How do you simplify #ln e^(2x)#?

3 Answers
Aug 25, 2016

#ln e^(2x) = 2x#

Explanation:

As a Real valued function, #x |-> e^x# is one to one from #(-oo, oo)# onto #(0, oo)#.

As a result, for any #y in (0, oo)# there is a unique Real value #ln y# such that #e^(ln y) = y#.

This is the definition of the Real natural logarithm.

If #t in (-oo, oo)# then #y = e^t in (0, oo)# and from the above definition:

#e^(ln(e^t)) = e^t#

Since #x |-> e^x# is one to one, we can deduce that for any Real value of #t#:

#ln e^t = t#

In other words, #t |-> e^t# and #t |-> ln t# are mutual inverses as Real valued functions.

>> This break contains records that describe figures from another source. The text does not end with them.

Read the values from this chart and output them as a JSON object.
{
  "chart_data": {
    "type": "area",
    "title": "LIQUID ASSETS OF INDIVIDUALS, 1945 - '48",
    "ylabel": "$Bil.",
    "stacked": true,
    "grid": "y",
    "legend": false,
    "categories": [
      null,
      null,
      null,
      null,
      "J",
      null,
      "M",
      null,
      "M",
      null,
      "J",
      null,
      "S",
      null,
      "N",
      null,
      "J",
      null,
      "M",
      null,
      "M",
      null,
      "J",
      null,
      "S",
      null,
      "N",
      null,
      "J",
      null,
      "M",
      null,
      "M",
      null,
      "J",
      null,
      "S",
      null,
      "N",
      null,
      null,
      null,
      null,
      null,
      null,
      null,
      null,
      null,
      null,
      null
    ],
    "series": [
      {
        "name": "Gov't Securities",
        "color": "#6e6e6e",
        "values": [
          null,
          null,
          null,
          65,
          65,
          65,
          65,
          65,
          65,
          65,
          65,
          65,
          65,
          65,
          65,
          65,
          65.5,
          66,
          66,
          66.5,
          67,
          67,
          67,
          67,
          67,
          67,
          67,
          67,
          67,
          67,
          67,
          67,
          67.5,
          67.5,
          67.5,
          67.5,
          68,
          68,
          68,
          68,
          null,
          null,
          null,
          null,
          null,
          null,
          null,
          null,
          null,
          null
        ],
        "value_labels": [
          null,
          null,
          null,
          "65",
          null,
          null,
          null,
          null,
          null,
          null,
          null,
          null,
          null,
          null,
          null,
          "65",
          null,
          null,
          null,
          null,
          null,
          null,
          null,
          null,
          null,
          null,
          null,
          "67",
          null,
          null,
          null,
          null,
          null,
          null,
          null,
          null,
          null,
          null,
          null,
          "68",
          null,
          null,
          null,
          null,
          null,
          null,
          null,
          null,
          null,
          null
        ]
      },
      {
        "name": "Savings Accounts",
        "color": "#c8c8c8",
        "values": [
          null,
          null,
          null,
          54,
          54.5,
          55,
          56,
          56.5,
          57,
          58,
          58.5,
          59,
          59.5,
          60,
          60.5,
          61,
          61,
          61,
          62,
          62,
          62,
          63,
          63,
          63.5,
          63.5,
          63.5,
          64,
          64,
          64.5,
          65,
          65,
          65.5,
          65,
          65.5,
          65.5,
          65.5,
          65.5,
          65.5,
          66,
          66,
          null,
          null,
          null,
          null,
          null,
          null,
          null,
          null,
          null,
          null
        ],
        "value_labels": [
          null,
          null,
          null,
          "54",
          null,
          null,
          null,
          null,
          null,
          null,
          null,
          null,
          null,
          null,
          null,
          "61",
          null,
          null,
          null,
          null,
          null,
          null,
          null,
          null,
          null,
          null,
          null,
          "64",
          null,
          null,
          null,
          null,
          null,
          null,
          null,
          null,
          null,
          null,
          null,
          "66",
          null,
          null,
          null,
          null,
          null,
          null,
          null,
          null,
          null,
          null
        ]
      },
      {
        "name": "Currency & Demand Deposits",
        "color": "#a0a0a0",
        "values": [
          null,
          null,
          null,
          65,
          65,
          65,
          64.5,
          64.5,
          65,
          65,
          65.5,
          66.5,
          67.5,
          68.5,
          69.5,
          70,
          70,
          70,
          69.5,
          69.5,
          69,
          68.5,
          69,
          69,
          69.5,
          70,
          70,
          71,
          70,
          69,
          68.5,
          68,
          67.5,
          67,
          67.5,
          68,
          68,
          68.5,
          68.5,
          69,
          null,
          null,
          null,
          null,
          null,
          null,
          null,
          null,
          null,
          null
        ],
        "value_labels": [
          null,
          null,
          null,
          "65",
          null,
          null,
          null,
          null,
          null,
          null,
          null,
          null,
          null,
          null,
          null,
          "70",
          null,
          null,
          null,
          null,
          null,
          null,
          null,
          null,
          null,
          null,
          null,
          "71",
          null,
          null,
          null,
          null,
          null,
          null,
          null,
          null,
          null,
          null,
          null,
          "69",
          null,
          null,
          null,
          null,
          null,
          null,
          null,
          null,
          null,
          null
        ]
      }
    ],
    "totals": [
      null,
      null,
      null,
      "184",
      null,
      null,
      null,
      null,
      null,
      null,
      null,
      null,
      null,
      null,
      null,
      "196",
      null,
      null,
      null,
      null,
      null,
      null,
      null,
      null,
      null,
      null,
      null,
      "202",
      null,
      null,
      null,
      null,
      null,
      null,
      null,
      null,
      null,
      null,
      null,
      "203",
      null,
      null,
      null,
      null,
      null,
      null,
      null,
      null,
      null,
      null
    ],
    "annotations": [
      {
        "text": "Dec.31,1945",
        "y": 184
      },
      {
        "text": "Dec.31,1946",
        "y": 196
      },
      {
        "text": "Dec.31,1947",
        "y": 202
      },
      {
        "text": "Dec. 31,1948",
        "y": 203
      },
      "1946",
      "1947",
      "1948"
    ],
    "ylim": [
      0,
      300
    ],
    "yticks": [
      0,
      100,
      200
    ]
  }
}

So if #x# is any Real value:

#ln e^(2x) = 2x#

May 31, 2017

#2x#

Explanation:

Using the property of logs:

#log(a^b) = b log a#

We can see that:

#ln(e^(2x))=2x ln e#

And since #ln(e) = log_e(e)=1#,

#2xlne=2x#

May 31, 2018

#2x#

Explanation:

The key realization here is that #lnx# and #e^x# are inverses of each other, which cancel each other out. So we essentially have

#cancel(ln)cancel(e)^(2x)#

which just leaves us with #color(blue)(2x)#.

Hope this helps!